Dinosaurs dominated the landscape for more than 100 million years, but all that remains today are bones. This has made it difficult to solve a long-standing and contentious puzzle: were dinosaurs cold-blooded animals that lumbered along or swift warm-blooded creatures as depicted in Jurassic Park? 

The answer, according to scientists at the University of New Mexico, is neither. Instead, dinosaurs took a middle path between warm-blooded mammals (‘endotherms’) and cold-blooded reptiles (‘ectotherms’). 

“Most dinosaurs were probably mesothermic," said John Grady, a graduate student at UNM who led the research. “A thermally intermediate strategy that only a few species ­– such as egg laying echidnas or great white sharks – use today.” 

The study, Evidence for mesothermy in dinosaurs, released today in the prestigious journal Science, is the first to quantitatively explore the relationship between growth rate and metabolic rates in animals and extend that to long extinct animals such as dinosaurs.

The research, supported by fellowships from the NIH funded Program in Interdisciplinary Biology and Biomedical Science (PiBBs) to Grady and two fellow graduate students, Eva Dettweiler-Robinson and Natalie Wright, was supervised by Professor and PiBBs Director Felisa Smith from the University of New Mexico, and Professor Brian Enquist from the University of Arizona.

Growth rates across an evolutionary tree. Dinosaurs growth rates fall in between warm blooded mammals and birds ('endotherms') in red, and cold-blooded fish and reptiles ('ectotherms') in blue. They are closest to living mesotherms. Illustration provided by John Grady.
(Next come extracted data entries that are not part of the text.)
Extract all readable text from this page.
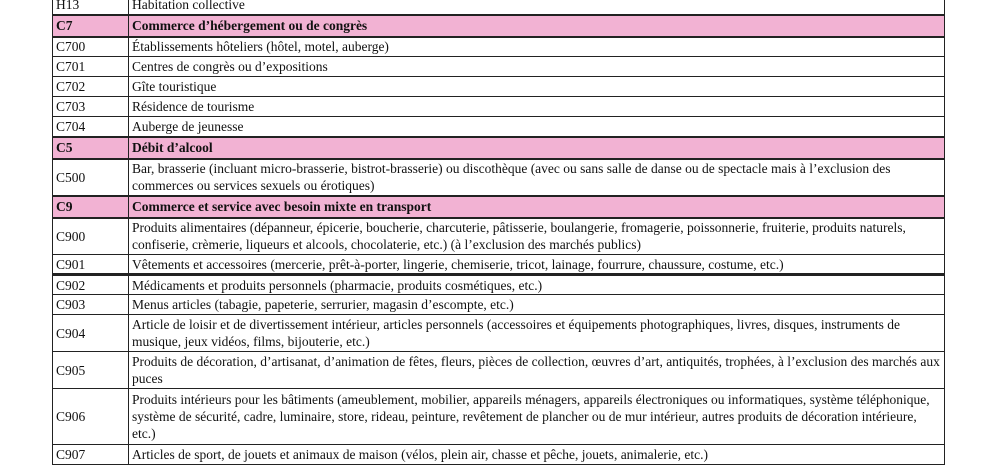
H13	Habitation collective
C7	Commerce d’hébergement ou de congrès
C700	Établissements hôteliers (hôtel, motel, auberge)
C701	Centres de congrès ou d’expositions
C702	Gîte touristique
C703	Résidence de tourisme
C704	Auberge de jeunesse
C5	Débit d’alcool
C500	Bar, brasserie (incluant micro-brasserie, bistrot-brasserie) ou discothèque (avec ou sans salle de danse ou de spectacle mais à l’exclusion des commerces ou services sexuels ou érotiques)
C9	Commerce et service avec besoin mixte en transport
C900	Produits alimentaires (dépanneur, épicerie, boucherie, charcuterie, pâtisserie, boulangerie, fromagerie, poissonnerie, fruiterie, produits naturels, confiserie, crèmerie, liqueurs et alcools, chocolaterie, etc.) (à l’exclusion des marchés publics)
C901	Vêtements et accessoires (mercerie, prêt-à-porter, lingerie, chemiserie, tricot, lainage, fourrure, chaussure, costume, etc.)
C902	Médicaments et produits personnels (pharmacie, produits cosmétiques, etc.)
C903	Menus articles (tabagie, papeterie, serrurier, magasin d’escompte, etc.)
C904	Article de loisir et de divertissement intérieur, articles personnels (accessoires et équipements photographiques, livres, disques, instruments de musique, jeux vidéos, films, bijouterie, etc.)
C905	Produits de décoration, d’artisanat, d’animation de fêtes, fleurs, pièces de collection, œuvres d’art, antiquités, trophées, à l’exclusion des marchés aux puces
C906	Produits intérieurs pour les bâtiments (ameublement, mobilier, appareils ménagers, appareils électroniques ou informatiques, système téléphonique, système de sécurité, cadre, luminaire, store, rideau, peinture, revêtement de plancher ou de mur intérieur, autres produits de décoration intérieure, etc.)
C907	Articles de sport, de jouets et animaux de maison (vélos, plein air, chasse et pêche, jouets, animalerie, etc.)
Using an extensive database of animal growth and energy use developed by Grady, researchers first demonstrated that animals that grow faster, not only require more energy, but have higher body temperatures. Then, using growth estimates made by paleontologists for extinct dinosaurs, the researchers calculated dinosaur metabolic rates. The result was unexpected: dinosaurs were clearly intermediate between modern mammals and reptiles.

"I think we were all surprised by this," Smith said. "The idea certainly took some getting used to. But, the patterns were so robust." Grady analyzed the data with help from Dettweiler-Robinson and Wright. "John spent years compiling this information’, said Dettweiler-Robinson. "Collecting more than 30,000 rows of data was quite a feat."
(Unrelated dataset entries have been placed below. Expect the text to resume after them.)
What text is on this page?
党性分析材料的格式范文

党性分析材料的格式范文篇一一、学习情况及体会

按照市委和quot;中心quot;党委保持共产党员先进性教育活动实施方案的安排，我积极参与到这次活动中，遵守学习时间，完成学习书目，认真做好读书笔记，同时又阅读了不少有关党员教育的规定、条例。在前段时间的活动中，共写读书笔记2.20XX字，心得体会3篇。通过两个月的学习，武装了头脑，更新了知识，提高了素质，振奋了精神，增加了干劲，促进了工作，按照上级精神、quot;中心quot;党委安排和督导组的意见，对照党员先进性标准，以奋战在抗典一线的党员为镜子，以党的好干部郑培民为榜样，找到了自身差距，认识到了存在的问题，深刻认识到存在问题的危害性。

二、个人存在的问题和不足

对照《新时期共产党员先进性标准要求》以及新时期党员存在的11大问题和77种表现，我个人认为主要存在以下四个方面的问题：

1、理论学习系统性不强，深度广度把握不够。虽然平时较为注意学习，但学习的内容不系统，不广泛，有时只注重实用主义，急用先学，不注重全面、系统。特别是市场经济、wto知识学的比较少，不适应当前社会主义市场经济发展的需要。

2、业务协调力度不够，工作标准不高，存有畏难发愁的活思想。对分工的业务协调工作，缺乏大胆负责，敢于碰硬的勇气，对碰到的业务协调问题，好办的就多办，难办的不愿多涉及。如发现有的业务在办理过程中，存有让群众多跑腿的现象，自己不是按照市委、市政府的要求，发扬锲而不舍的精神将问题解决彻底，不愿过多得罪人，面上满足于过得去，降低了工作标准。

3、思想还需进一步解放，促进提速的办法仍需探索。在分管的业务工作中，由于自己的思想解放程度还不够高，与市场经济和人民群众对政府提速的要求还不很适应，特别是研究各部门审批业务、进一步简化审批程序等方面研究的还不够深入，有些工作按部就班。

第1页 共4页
The researchers found that feathered dinosaurs and primitive birds grew distinctly slower than their descendants, modern birds. ‘Archaeopteryx, the first bird’ explains Grady, ‘took two years to reach maturity.  But, a red-tailed hawk, which is about the same size, only takes 6 weeks’.  While dinosaurs didn’t grow as fast as modern birds or mammals, they did grow significantly faster than modern reptiles.

“This higher energy use probably increased speed and performance,” Grady said. “Mesothermic dinsoaurs were likely faster predators or better able to flee from danger than the large reptiles found earlier in during the Mesozoic.” Dinosaurs quickly became the new ecological incumbents.
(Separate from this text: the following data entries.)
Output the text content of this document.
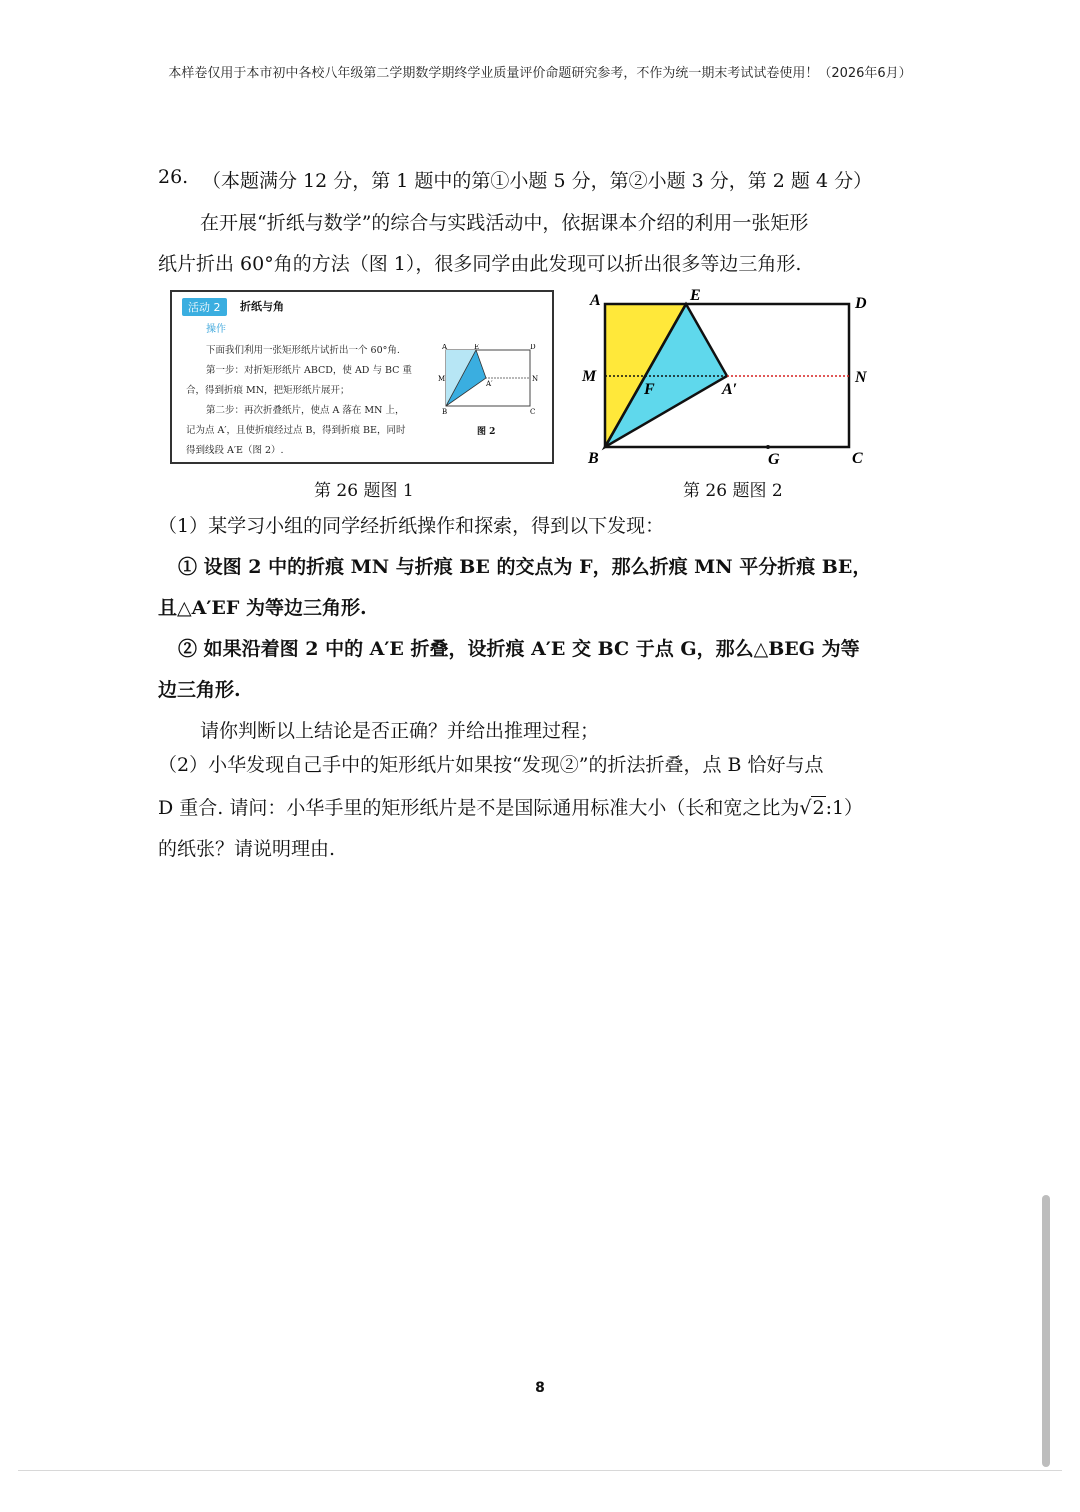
本样卷仅用于本市初中各校八年级第二学期数学期终学业质量评价命题研究参考，不作为统一期末考试试卷使用！（2026年6月）
26. （本题满分 12 分，第 1 题中的第①小题 5 分，第②小题 3 分，第 2 题 4 分）
在开展“折纸与数学”的综合与实践活动中，依据课本介绍的利用一张矩形
纸片折出 60°角的方法（图 1），很多同学由此发现可以折出很多等边三角形.
活动 2	折纸与角
操作
下面我们利用一张矩形纸片试折出一个 60°角.
第一步：对折矩形纸片 ABCD，使 AD 与 BC 重
合，得到折痕 MN，把矩形纸片展开；
第二步：再次折叠纸片，使点 A 落在 MN 上，
记为点 A′，且使折痕经过点 B，得到折痕 BE，同时
得到线段 A′E（图 2）.
A	E	D
M
A′
N
B	C
图 2
第 26 题图 1
A	E	D
M
F	A′
N
B	G	C
第 26 题图 2
（1）某学习小组的同学经折纸操作和探索，得到以下发现：
① 设图 2 中的折痕 MN 与折痕 BE 的交点为 F，那么折痕 MN 平分折痕 BE，
且△A′EF 为等边三角形.
② 如果沿着图 2 中的 A′E 折叠，设折痕 A′E 交 BC 于点 G，那么△BEG 为等
边三角形.
请你判断以上结论是否正确？并给出推理过程；
（2）小华发现自己手中的矩形纸片如果按“发现②”的折法折叠，点 B 恰好与点
D 重合. 请问：小华手里的矩形纸片是不是国际通用标准大小（长和宽之比为√2:1）
的纸张？请说明理由.
8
Mesothermy in dinosaurs may have helped them become ecologically dominant and probably also helped them become enormous. “A lion the size of a T-Rex,” said Smith “while a frightening thought, would quickly starve to death because it would be so hard to find enough food.” By adopting a medium-powered energetic strategy, mesothermy may have provided the perfect solution. "It allows a performance advantage over ectothermic reptiles," Grady said. ‘but without the high overhead costs of modern birds and mammals. In any case, it was a successful formula for a long reign in the Mesozoic," Smith added.